Ullasa Utsaha () is a 2010 Indian Kannada-language romance film directed by Devraj Palan, starring Ganesh and Yami Gautam. It also marked the Yami's acting debut. A remake of the 2008 Telugu film Ullasamga Utsahamga, it was released after a four month delay.

== Plot ==

Preetam, an irresponsible young man, falls for Mahalakshmi and tries to woo her. But Mahalakshmi, who is in love with her childhood friend Balaji, eventually asks Preetam to take her to meet her love.

== Production ==
Ganesh decided to star in the Kannada remake of Ullasamga Utsahamga after watching the film. This film is produced by Thyagraju, the uncle of Yasho Sagar who played the lead in the original. Bollywood actress Yami Gautam made her debut with this film.

== Soundtrack ==
The soundtrack was composed by G. V. Prakash Kumar. Six songs were reused from the original.

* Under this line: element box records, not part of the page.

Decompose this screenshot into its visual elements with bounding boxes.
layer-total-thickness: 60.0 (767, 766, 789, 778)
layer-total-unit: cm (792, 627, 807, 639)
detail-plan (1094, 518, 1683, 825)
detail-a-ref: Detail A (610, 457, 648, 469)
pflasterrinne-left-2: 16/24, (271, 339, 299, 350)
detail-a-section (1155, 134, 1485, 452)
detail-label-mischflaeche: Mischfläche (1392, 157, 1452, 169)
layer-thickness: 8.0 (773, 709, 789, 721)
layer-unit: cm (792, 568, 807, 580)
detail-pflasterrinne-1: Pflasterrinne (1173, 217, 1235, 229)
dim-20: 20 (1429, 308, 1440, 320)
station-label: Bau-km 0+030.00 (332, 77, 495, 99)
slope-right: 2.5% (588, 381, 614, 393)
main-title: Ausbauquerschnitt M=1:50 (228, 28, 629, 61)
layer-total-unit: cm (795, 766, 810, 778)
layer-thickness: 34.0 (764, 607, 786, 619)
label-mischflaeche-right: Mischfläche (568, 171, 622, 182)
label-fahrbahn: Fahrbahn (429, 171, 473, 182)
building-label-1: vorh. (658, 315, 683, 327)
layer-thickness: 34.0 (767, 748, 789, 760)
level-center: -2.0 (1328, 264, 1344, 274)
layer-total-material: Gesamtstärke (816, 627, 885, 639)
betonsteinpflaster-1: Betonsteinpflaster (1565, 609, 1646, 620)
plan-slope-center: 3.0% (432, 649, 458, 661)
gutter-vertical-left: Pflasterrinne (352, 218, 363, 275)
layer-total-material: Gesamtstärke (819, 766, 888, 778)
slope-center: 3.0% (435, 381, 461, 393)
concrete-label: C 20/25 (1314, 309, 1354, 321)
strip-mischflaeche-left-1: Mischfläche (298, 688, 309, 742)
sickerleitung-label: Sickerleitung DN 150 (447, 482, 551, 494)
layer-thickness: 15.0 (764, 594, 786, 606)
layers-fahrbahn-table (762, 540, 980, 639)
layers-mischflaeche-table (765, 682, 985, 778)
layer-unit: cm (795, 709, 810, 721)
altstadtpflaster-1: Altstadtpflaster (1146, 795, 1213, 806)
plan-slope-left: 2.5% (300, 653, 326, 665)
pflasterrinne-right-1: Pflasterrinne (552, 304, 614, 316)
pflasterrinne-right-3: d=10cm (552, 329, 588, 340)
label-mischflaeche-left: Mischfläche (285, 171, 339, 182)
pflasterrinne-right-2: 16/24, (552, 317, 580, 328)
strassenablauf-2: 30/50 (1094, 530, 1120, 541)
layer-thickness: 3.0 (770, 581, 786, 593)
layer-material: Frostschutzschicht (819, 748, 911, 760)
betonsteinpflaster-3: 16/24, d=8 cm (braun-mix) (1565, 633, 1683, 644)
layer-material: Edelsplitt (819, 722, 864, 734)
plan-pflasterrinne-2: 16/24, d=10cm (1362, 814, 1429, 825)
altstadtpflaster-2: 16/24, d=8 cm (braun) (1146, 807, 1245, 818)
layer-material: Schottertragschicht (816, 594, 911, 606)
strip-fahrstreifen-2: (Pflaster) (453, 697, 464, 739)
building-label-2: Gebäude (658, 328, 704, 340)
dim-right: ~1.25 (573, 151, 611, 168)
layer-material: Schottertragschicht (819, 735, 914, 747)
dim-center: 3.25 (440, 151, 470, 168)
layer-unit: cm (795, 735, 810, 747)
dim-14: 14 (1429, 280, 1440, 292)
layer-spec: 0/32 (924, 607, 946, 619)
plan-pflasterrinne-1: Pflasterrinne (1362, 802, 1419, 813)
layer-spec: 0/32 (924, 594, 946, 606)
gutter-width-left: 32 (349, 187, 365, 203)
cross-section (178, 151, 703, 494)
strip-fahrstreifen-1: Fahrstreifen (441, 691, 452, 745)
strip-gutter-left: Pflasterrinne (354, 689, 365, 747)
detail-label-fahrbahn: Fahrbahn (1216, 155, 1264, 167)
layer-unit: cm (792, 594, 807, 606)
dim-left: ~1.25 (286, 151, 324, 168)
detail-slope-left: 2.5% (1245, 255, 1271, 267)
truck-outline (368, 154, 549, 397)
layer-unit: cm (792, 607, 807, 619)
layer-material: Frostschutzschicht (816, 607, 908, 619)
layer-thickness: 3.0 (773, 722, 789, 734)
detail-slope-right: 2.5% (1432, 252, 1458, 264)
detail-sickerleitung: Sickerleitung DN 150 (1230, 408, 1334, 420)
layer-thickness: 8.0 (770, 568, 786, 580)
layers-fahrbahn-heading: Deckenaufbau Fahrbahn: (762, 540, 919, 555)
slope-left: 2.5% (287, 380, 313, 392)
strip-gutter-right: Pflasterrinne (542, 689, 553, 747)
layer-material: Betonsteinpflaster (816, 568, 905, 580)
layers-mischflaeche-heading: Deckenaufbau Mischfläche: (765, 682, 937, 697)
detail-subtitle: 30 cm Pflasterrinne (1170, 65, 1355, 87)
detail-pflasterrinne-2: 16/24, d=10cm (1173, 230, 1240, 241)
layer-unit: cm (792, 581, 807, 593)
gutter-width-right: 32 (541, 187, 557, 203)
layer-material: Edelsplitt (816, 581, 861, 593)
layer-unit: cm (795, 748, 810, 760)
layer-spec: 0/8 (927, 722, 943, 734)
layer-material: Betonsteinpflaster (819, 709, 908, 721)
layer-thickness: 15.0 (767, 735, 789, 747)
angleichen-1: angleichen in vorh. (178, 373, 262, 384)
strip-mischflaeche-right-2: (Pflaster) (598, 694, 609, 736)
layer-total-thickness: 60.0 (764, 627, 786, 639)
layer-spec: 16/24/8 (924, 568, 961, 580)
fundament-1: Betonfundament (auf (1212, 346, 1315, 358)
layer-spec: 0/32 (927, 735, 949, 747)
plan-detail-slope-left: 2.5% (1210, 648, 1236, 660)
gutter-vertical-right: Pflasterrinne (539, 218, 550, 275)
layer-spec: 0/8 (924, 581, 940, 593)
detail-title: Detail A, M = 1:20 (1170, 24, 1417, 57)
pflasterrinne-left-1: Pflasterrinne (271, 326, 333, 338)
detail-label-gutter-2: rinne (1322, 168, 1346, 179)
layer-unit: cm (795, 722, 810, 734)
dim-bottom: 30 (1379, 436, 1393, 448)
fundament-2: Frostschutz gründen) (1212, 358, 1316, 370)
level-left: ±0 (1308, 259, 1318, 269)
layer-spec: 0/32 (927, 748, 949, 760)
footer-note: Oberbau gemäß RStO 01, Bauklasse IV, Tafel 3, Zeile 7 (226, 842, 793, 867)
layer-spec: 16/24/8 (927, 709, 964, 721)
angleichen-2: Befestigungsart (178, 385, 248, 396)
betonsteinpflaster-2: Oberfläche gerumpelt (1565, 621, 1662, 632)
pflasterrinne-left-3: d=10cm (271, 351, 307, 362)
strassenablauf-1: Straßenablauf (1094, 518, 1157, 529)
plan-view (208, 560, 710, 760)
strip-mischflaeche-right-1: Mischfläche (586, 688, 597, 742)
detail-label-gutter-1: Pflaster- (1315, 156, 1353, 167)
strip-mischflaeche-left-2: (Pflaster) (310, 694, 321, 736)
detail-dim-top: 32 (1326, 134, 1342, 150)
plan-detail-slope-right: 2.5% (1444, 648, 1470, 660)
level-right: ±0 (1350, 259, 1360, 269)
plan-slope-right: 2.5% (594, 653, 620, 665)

The song "Chalisuva Cheluve" was reused in Saguni (2012) as "Manasellam Mazhaiye".

Track listing
| No. | Title | Singer(s) | Length |
|---|---|---|---|
| 1. | "Chalisuva Cheluve" | Sonu Nigam, Saindhavi (unc.) | 5:36 |
| 2. | "Hello Namastey" | Karthik | 4:30 |
| 3. | "Love Made Nanne" | Naresh Iyer | 4:56 |
| 4. | "Chakori Chakori" | Tippu, Rita Thyagarajan, Benny Dayal | 4:47 |
| 5. | "Kanasinolage" | G. V. Prakash Kumar, Andrea Jeremiah | 5:33 |
| 6. | "Laali Haada" | Karthik, Prasanna Rao, Prashanthini | 3:09 |
| 7. | "O Prema Yaakadaru" | Karthik | 4:24 |

== Reception ==

A critic from The Times of India stated that "While the first half is exhilarating, the second half is an excellent mixture of sentiments, romance and comedy". A critic from Bangalore Mirror said that "What works for the film is the strict adherence to a well worked out storyline and the comedy situations that are worked into it". A critic from Sify said that "For those who have already watched the original is strictly off limits unless you are die-hard fan of Ganesh". Shruti Indira Lakshminarayana of Rediff.com scored the film at 2.5 out of 5 stars and says "All in all, Ullasaha Uthsaha is a time pass, feel good romantic comedy. It is a onetime watch for Ganesh's diehard fans and for those of you who haven't seen the original". Ullasa Utsaha was a box office failure.